Luli cemberut, tapi tetap saja menuruti kata ibunya.
------
Mata kuliah Pak Irfan baru saja usai. Luli baru masuk kelas setelah Pak Irfan tak terlihat. Teman-temannya baru satu dua yang meninggalkan ruangan. Jadwal mereka berikutnya adalah praktikum Mekanika Tanah.
Sambil menunggu Yeni yang masih sibuk membereskan alat tulisnya, Luli memilih asyik dengan gawainya. Ia sedikit kaget saat menyadari Andro sudah duduk tepat di bangku sebelahnya.
"Zulfa, tolong tanyain ke Pak Iqbal, tugasnya boleh di-share dari sekarang apa enggak? Biar agak panjang waktunya."
"Ehk. Loh, kok aku sih, Ndro? Kan kamu ketua tingkatnya."
"Tapi kan kamu is---"
"Diem, Ndro! Aku nggak suka!" Luli ketus. Menoleh kanan kiri, memastikan tak ada yang mendengar perkataan Andro tadi.
Andro menarik napas, mencoba menghalau rasa hatinya yang memanas. Meski ia belum memperoleh kepastian, jawaban Luli barusan sudah cukup untuk memberitahu bahwa perasaannya harus segera dihentikan.
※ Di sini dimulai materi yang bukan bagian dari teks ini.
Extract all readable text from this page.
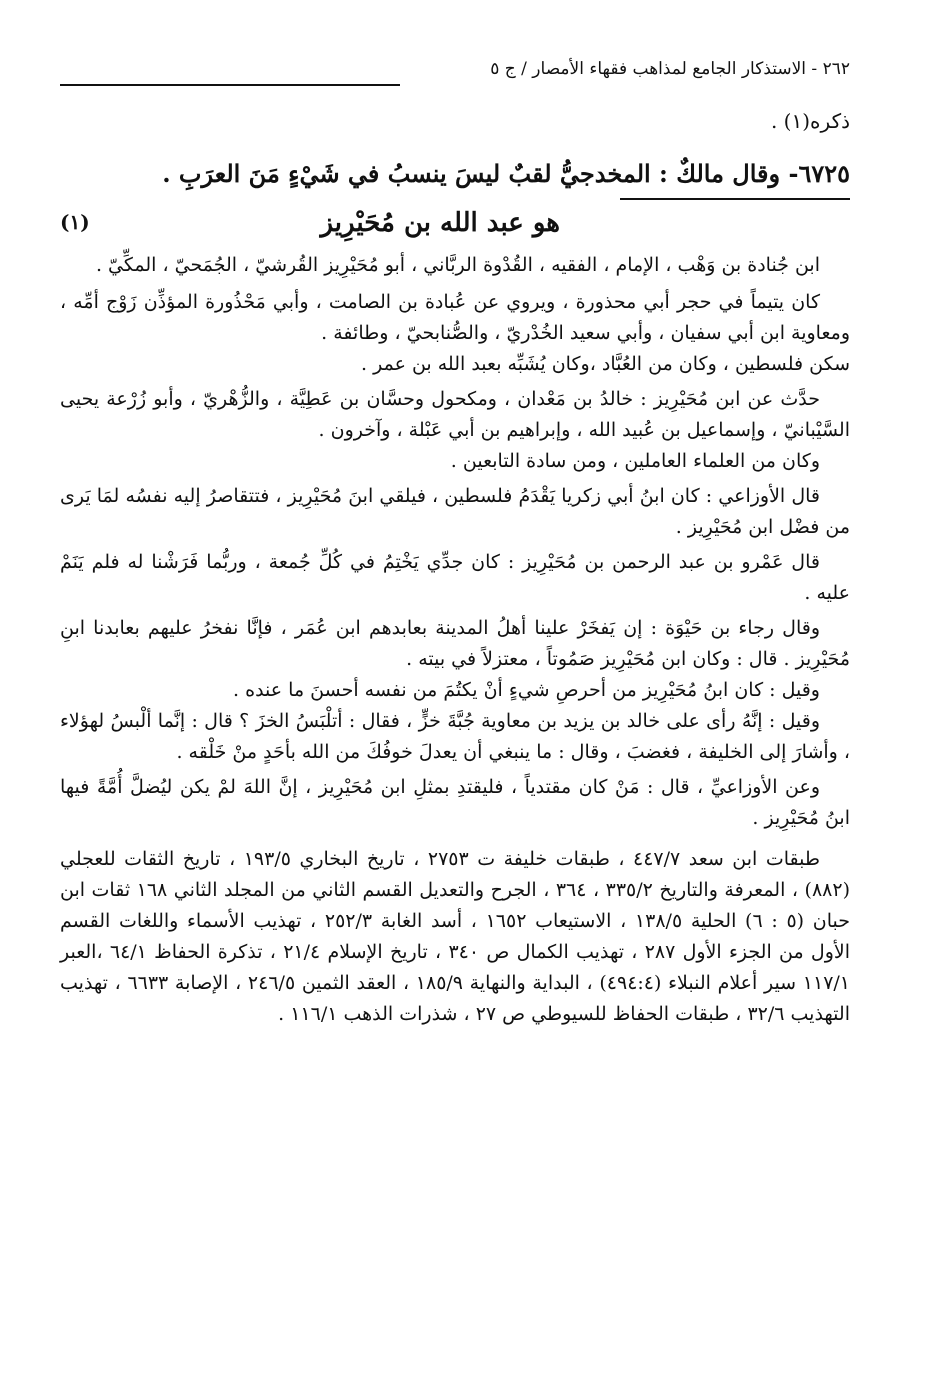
٢٦٢ - الاستذكار الجامع لمذاهب فقهاء الأمصار / ج ٥
ذكره(١) .

٦٧٢٥- وقال مالكٌ : المخدجيُّ لقبٌ ليسَ ينسبُ في شَيْءٍ مَنَ العرَبِ .

(١)	هو عبد الله بن مُحَيْرِيز

ابن جُنادة بن وَهْب ، الإمام ، الفقيه ، القُدْوة الربَّاني ، أبو مُحَيْرِيز القُرشيّ ، الجُمَحيّ ، المكِّيّ .

كان يتيماً في حجر أبي محذورة ، ويروي عن عُبادة بن الصامت ، وأبي مَحْذُورة المؤذِّن زَوْج أمِّه ، ومعاوية ابن أبي سفيان ، وأبي سعيد الخُدْريّ ، والصُّنابحيّ ، وطائفة .

سكن فلسطين ، وكان من العُبَّاد ،وكان يُشَبِّه بعبد الله بن عمر .

حدَّث عن ابن مُحَيْرِيز : خالدُ بن مَعْدان ، ومكحول وحسَّان بن عَطِيَّة ، والزُّهْريّ ، وأبو زُرْعة يحيى السَّيْبانيّ ، وإسماعيل بن عُبيد الله ، وإبراهيم بن أبي عَبْلة ، وآخرون .

وكان من العلماء العاملين ، ومن سادة التابعين .

قال الأوزاعي : كان ابنُ أبي زكريا يَقْدَمُ فلسطين ، فيلقي ابنَ مُحَيْرِيز ، فتتقاصرُ إليه نفسُه لمَا يَرى من فضْل ابن مُحَيْرِيز .

قال عَمْرو بن عبد الرحمن بن مُحَيْرِيز : كان جدِّي يَخْتِمُ في كُلِّ جُمعة ، وربُّما فَرَشْنا له فلم يَنَمْ عليه .

وقال رجاء بن حَيْوَة : إن يَفخَرْ علينا أهلُ المدينة بعابدهم ابن عُمَر ، فإنَّا نفخرُ عليهم بعابدنا ابنِ مُحَيْرِيز . قال : وكان ابن مُحَيْرِيز صَمُوتاً ، معتزلاً في بيته .

وقيل : كان ابنُ مُحَيْرِيز من أحرصِ شيءٍ أنْ يكتُمَ من نفسه أحسنَ ما عنده .

وقيل : إنَّهُ رأى على خالد بن يزيد بن معاوية جُبَّةَ خزٍّ ، فقال : أتلْبَسُ الخزَ ؟ قال : إنَّما ألْبسُ لهؤلاء ، وأشارَ إلى الخليفة ، فغضبَ ، وقال : ما ينبغي أن يعدلَ خوفُكَ من الله بأحَدٍ منْ خَلْقه .

وعن الأوزاعيِّ ، قال : مَنْ كان مقتدياً ، فليقتدِ بمثلِ ابن مُحَيْرِيز ، إنَّ اللهَ لمْ يكن ليُضلَّ أُمَّةً فيها ابنُ مُحَيْرِيز .

طبقات ابن سعد ٤٤٧/٧ ، طبقات خليفة ت ٢٧٥٣ ، تاريخ البخاري ١٩٣/٥ ، تاريخ الثقات للعجلي (٨٨٢) ، المعرفة والتاريخ ٣٣٥/٢ ، ٣٦٤ ، الجرح والتعديل القسم الثاني من المجلد الثاني ١٦٨ ثقات ابن حبان (٥ : ٦) الحلية ١٣٨/٥ ، الاستيعاب ١٦٥٢ ، أسد الغابة ٢٥٢/٣ ، تهذيب الأسماء واللغات القسم الأول من الجزء الأول ٢٨٧ ، تهذيب الكمال ص ٣٤٠ ، تاريخ الإسلام ٢١/٤ ، تذكرة الحفاظ ٦٤/١ ،العبر ١١٧/١ سير أعلام النبلاء (٤٩٤:٤) ، البداية والنهاية ١٨٥/٩ ، العقد الثمين ٢٤٦/٥ ، الإصابة ٦٦٣٣ ، تهذيب التهذيب ٣٢/٦ ، طبقات الحفاظ للسيوطي ص ٢٧ ، شذرات الذهب ١١٦/١ .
"Maaf, Ndro. Aku...." Luli bingung hendak bicara apa. Merasa bersalah sudah membentak orang yang selama ini selalu baik dan perhatian padanya. Pada semua orang juga ding.
"Nggak pa-pa, Zulfa. Aku yang minta maaf. Biar aku yang tanya sendiri ke..., Pak--Iqbal." Andro menatap Luli, yang segera mengalihkan pandang dari mata sang ketua angkatan.
Luli memasukkan ponselnya ke dalam ransel. Bersama Yeni, siap dengan aktivitas selanjutnya.
"Teman-teman, pengumuman sebentar ya," seru Andro di depan kelas.
"Besok dan Kamis, kelasnya Pak Iqbal kosong---"
"Huuu."
"Kok kosong sih?"
"Emang Pak Iqbal ke mana, Ndro?"
Dan beberapa keluhan yang serupa.
Kalau biasanya kelas kosong mahasiswa girang, khusus kelasnya Iqbal berbeda. Kalau perlu malah ditambah durasinya. Aneh memang.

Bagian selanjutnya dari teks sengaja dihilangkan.